These seven HiRISE images were acquired between August 12, 2012 and January 13, 2013, and show distinct changes in the parachute (at bottom, attached to the backshell at top). In the first four images there are only subtle changes, perhaps explained by differences in viewing and illumination geometry.
Sometime between September 8, 2012 and November 30, 2012, there was a major change in which the parachute extension to the southeast (lower right) was moved inward, so the parachute covers a smaller area. In the same time interval some of the dark ejecta around the backshell brightened, perhaps from deposition of airborne dust.

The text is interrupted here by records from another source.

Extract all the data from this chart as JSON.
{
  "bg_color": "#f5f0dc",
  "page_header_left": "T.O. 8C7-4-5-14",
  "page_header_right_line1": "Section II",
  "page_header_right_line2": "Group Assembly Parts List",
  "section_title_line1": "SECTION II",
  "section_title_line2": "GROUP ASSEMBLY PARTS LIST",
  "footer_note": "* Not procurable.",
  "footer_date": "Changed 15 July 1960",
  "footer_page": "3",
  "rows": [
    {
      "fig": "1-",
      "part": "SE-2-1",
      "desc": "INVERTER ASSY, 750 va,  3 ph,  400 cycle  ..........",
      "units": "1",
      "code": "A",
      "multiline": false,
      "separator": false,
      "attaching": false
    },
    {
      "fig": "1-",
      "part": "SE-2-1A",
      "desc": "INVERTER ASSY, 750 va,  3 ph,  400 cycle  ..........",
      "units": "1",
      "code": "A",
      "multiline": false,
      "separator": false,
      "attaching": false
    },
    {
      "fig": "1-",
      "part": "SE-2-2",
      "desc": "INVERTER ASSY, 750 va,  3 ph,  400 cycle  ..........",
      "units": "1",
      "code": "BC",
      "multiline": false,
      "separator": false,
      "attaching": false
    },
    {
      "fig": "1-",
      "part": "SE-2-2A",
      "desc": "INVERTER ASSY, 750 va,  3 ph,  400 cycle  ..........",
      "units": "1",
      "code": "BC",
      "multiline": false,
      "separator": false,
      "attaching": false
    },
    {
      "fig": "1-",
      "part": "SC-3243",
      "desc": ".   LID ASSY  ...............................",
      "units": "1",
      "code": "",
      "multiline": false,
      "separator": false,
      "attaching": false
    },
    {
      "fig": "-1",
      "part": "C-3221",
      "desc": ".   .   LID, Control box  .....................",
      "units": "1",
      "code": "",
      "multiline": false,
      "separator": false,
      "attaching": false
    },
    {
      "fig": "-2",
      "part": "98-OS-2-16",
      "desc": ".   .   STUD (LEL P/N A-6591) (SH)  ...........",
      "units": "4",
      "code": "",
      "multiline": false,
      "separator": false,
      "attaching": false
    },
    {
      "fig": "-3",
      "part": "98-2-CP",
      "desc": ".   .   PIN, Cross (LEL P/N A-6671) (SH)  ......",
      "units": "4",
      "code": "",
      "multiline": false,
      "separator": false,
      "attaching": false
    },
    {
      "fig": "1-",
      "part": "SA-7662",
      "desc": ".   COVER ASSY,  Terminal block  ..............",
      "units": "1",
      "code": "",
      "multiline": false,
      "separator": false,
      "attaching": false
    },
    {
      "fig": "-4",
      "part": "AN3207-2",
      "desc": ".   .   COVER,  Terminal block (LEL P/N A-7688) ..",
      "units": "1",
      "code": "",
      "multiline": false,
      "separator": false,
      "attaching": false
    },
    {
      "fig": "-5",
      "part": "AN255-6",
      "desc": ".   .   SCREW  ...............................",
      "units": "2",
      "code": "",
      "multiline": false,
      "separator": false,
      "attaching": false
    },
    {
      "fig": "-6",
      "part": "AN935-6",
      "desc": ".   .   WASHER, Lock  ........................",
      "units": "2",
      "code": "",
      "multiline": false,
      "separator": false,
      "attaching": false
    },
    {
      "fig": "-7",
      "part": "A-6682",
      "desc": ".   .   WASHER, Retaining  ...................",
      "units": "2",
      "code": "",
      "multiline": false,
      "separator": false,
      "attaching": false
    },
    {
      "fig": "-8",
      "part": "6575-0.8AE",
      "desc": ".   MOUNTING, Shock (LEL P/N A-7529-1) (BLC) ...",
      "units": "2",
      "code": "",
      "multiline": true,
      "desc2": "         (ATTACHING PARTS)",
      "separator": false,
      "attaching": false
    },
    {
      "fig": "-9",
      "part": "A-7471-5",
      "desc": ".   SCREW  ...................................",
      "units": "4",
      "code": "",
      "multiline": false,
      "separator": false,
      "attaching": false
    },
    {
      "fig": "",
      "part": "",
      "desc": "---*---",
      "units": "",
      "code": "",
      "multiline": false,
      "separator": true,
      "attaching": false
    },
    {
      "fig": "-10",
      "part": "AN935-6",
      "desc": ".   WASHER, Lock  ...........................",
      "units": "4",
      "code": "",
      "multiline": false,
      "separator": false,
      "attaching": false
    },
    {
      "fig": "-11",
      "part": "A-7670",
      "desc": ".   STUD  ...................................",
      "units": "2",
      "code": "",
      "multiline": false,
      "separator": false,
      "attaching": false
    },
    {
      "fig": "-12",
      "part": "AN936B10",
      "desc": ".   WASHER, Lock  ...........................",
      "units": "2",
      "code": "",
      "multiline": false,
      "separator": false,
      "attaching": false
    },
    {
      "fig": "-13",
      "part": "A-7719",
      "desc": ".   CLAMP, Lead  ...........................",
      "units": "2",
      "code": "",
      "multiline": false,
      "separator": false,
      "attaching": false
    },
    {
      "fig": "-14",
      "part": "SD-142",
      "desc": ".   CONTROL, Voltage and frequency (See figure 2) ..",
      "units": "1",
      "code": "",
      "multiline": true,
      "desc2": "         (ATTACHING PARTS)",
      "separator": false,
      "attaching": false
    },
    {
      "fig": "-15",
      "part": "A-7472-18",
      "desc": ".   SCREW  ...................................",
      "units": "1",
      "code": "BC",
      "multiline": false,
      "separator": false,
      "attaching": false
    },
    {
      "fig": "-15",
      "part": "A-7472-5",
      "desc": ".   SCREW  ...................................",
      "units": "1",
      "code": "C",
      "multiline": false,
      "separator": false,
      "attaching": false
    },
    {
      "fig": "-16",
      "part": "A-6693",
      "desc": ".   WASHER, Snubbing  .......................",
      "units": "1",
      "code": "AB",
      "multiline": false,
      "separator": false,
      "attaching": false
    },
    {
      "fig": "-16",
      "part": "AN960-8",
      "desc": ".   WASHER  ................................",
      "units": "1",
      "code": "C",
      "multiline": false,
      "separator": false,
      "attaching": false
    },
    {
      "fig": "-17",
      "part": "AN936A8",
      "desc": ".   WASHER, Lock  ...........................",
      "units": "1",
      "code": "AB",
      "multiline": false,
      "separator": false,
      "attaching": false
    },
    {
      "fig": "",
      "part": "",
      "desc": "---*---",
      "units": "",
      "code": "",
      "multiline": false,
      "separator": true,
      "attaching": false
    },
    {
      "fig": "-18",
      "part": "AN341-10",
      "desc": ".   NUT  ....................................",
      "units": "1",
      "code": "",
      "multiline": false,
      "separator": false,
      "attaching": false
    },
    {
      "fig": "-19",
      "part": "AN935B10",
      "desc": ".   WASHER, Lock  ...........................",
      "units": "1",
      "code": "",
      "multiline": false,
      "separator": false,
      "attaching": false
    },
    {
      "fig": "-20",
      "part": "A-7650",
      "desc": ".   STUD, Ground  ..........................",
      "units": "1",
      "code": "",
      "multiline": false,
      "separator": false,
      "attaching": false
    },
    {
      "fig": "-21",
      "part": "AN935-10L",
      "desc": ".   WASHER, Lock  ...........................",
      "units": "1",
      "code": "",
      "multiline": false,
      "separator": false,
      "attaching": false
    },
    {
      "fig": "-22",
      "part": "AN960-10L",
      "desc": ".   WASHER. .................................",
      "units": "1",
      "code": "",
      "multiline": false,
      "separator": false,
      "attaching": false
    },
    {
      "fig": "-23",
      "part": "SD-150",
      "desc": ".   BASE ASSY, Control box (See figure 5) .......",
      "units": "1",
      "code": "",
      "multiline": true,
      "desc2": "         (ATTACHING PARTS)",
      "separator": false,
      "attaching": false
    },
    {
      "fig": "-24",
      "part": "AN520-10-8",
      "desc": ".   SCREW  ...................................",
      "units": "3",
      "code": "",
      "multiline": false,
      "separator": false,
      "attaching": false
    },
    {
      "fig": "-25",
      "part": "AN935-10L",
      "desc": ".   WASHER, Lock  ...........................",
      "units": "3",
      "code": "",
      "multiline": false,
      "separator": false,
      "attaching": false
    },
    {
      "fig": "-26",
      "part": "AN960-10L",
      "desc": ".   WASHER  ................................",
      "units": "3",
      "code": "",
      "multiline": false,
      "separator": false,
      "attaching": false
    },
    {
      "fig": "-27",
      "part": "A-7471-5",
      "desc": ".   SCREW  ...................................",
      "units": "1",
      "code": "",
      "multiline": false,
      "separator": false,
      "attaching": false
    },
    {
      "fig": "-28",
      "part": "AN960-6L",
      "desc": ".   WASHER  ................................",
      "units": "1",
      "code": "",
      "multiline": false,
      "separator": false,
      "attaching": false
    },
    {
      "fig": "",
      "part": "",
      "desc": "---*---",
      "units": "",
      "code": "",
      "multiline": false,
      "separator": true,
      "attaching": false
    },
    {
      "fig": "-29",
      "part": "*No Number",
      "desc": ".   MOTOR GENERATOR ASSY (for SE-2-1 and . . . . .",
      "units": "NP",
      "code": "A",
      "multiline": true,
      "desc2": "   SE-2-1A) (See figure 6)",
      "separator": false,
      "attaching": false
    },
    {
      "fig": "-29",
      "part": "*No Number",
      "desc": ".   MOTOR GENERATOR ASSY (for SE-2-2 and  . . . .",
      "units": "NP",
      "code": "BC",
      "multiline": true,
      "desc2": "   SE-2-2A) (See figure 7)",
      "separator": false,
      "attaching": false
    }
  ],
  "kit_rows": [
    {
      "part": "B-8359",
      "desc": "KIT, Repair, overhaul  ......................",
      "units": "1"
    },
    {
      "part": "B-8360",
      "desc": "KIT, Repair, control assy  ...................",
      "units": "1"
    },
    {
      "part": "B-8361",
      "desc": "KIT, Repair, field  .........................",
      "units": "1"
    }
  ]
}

Another change happened between December 16, 2012 and January 13, 2013, when the parachute shifted a bit to the southeast. This type of motion may kick off dust and keep parachutes on the surface bright, to help explain why the parachute from Viking 1 (landed in 1976) remains detectable.
The parachute is the largest one of its kind ever constructed, coming in about 65 feet in diameter (you can see a scale here, courtesy JPL) The gap between the white and orange-hued sections prevented the chute from becoming torn during the descent phase.
You can also see a 3D view of the parachute on the ground here. The parachute’s suspension lines were made from Technora, with a fiber similar to Kevlar. The color is a creamy yellow, which is why they are not visible in the images such as those in the Phoenix lander descent image which were white.